DMRevista: O escritor Marcelino Freire te comparou a Manoel Barros. Como foi que se conheceram e se tornaram amigos?
Walacy Neto: Conheço o Marcelino desde 2013, quando ocorreram algumas edições da Balada Literária aqui em Goiânia. Ele é um escritor que leio e tenho gratidão por poder chamá-lo de amigo. O Marcelino me acompanha, me dá espaço em tudo onde pode. Por essa proximidade de caminho achei interessante convidá-lo para criar o texto introdutório do “Muito Pelo Contrário”, tendo em vista que ele conhece boa parte da minha curta trajetória. Compartilhamos também esse deslumbre pelas obras do Manoel de Barros. Inclusive, muitas referências deste livro tem relação com o trabalho de Manoel.
DMRevista: Como as ilustrações de Pedro Kastelijns completam sua obra?

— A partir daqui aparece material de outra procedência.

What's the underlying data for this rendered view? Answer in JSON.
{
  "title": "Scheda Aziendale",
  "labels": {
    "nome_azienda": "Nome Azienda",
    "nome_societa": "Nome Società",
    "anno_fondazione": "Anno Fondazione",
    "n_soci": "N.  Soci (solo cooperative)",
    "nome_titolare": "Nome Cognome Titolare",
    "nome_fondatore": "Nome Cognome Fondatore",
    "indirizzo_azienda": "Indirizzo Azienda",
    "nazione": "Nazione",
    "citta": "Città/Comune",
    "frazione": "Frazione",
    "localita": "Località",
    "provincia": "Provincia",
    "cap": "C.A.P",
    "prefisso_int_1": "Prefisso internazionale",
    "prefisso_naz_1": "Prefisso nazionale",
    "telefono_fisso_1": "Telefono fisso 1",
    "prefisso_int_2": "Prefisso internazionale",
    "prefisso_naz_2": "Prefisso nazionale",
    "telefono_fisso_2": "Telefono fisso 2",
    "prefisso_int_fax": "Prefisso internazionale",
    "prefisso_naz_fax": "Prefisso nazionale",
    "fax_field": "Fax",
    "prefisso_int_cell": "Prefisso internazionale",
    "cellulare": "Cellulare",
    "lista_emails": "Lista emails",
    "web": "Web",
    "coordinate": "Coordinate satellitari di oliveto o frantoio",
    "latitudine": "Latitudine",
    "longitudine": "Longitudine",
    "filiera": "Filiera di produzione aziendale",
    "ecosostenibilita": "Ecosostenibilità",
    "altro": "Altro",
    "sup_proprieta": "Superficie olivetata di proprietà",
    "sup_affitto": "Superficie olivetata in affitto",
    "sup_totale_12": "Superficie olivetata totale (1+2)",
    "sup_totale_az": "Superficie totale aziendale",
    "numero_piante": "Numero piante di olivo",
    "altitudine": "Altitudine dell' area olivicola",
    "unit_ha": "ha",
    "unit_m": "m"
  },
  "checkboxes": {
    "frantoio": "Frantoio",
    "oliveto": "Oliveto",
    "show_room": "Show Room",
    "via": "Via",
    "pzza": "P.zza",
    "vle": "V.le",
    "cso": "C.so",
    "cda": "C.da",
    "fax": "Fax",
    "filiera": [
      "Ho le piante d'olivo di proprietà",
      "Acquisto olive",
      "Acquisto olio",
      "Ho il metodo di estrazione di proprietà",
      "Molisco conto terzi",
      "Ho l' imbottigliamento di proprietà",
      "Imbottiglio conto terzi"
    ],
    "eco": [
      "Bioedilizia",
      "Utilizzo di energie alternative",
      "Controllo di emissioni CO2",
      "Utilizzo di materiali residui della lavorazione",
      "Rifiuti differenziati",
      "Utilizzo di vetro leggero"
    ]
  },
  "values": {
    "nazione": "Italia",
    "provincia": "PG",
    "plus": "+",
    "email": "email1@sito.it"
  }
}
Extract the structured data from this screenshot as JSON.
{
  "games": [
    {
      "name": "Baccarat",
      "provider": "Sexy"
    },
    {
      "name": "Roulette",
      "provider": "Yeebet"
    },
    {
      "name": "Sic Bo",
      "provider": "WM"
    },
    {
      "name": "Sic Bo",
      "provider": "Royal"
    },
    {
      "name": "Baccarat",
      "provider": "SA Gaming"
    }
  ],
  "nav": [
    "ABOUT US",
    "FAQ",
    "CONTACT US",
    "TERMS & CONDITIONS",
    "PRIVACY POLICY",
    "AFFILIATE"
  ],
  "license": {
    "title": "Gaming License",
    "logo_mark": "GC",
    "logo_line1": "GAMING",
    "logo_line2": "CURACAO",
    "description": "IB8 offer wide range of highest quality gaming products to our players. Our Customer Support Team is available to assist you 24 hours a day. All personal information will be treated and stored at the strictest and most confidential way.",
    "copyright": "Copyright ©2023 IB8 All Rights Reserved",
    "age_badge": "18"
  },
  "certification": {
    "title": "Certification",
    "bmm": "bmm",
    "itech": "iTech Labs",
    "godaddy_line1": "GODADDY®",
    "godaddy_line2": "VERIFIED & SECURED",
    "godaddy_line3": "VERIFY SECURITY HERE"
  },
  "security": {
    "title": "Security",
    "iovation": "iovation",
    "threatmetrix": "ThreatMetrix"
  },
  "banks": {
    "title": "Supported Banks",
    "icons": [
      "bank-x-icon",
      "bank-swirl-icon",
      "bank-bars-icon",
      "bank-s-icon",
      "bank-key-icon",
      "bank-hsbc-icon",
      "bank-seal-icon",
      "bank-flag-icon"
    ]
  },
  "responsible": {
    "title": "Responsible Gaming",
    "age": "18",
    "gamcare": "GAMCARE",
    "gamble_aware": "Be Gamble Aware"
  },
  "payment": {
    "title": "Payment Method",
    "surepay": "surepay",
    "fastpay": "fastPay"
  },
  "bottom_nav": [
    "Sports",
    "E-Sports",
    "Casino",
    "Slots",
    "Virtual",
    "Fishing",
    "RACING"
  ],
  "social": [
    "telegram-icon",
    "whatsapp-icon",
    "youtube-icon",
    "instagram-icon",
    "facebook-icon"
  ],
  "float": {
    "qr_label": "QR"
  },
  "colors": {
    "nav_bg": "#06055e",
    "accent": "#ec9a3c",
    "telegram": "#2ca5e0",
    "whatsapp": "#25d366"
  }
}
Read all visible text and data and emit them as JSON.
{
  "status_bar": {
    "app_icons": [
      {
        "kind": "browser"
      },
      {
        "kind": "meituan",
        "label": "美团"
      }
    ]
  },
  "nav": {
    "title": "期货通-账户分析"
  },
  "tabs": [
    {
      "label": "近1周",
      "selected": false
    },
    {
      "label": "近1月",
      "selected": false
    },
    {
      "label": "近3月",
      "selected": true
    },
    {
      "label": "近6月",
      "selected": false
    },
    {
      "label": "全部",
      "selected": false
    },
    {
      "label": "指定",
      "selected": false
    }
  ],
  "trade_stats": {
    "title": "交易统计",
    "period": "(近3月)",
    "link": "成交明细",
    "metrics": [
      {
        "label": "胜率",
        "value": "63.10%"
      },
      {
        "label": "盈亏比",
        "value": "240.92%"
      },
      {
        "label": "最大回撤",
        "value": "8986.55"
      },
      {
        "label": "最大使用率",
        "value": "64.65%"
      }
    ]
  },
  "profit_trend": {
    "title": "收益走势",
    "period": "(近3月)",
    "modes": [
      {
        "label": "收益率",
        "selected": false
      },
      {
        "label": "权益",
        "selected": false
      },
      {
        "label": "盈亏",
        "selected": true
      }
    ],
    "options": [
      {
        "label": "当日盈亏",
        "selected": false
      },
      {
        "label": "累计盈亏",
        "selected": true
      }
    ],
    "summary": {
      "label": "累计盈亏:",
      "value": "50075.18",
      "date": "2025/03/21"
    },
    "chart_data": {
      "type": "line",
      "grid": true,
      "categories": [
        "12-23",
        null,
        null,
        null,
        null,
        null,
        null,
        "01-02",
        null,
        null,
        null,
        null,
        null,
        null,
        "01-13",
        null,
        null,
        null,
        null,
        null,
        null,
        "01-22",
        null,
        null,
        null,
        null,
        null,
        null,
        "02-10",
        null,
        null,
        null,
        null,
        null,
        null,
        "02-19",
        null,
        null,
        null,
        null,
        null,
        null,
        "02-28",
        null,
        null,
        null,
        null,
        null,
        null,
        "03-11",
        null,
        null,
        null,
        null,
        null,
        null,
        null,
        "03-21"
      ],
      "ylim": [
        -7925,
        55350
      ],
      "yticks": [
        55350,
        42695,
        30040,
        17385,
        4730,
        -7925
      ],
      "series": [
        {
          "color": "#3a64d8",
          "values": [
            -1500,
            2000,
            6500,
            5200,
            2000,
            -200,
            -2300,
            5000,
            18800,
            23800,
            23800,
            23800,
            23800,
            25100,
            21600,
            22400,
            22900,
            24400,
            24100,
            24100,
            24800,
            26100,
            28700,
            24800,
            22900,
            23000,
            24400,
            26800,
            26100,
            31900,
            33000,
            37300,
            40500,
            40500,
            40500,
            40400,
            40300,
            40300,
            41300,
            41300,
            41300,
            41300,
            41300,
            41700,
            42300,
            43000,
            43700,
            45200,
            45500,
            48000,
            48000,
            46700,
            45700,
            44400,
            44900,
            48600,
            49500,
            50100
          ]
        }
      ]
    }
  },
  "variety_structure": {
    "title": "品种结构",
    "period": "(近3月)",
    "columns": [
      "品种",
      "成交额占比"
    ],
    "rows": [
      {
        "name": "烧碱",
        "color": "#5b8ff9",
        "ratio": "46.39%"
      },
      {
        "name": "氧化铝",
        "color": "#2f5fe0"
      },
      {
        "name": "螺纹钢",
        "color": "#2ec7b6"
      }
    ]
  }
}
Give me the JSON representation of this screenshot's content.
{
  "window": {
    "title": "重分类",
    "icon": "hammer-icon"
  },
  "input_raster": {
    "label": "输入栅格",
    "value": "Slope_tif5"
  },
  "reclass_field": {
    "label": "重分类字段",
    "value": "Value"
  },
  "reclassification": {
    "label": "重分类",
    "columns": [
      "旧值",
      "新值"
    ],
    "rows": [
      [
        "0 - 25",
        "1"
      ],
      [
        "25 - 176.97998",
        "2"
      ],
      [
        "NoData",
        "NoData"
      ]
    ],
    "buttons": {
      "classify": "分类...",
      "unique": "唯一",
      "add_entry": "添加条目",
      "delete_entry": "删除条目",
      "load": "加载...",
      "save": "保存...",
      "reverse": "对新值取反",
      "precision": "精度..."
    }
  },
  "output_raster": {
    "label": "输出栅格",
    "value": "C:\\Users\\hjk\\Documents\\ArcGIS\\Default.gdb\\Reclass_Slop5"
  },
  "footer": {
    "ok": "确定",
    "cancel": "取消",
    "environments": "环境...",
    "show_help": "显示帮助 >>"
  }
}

Walacy Neto: O trabalho do Pedro eu conheci na rua mesmo, nas festas, shows e bares de Goiânia. A sugestão foi da Larissa Mundim, que fez a coordenação do projeto, e achei perfeita a sugestão. Na época, eu já imaginava que meus poemas poderiam combinar, de alguma forma, com o trabalho do Pedro. É muito arriscado ilustrar um poema, tem o risco do texto perder a força ou a imagem ficar muito “literal”. Porém, no “Muito Pelo Contrário”, os desenhos apenas expandem o horizonte do poema, dando não só profundidade mas também outros significados.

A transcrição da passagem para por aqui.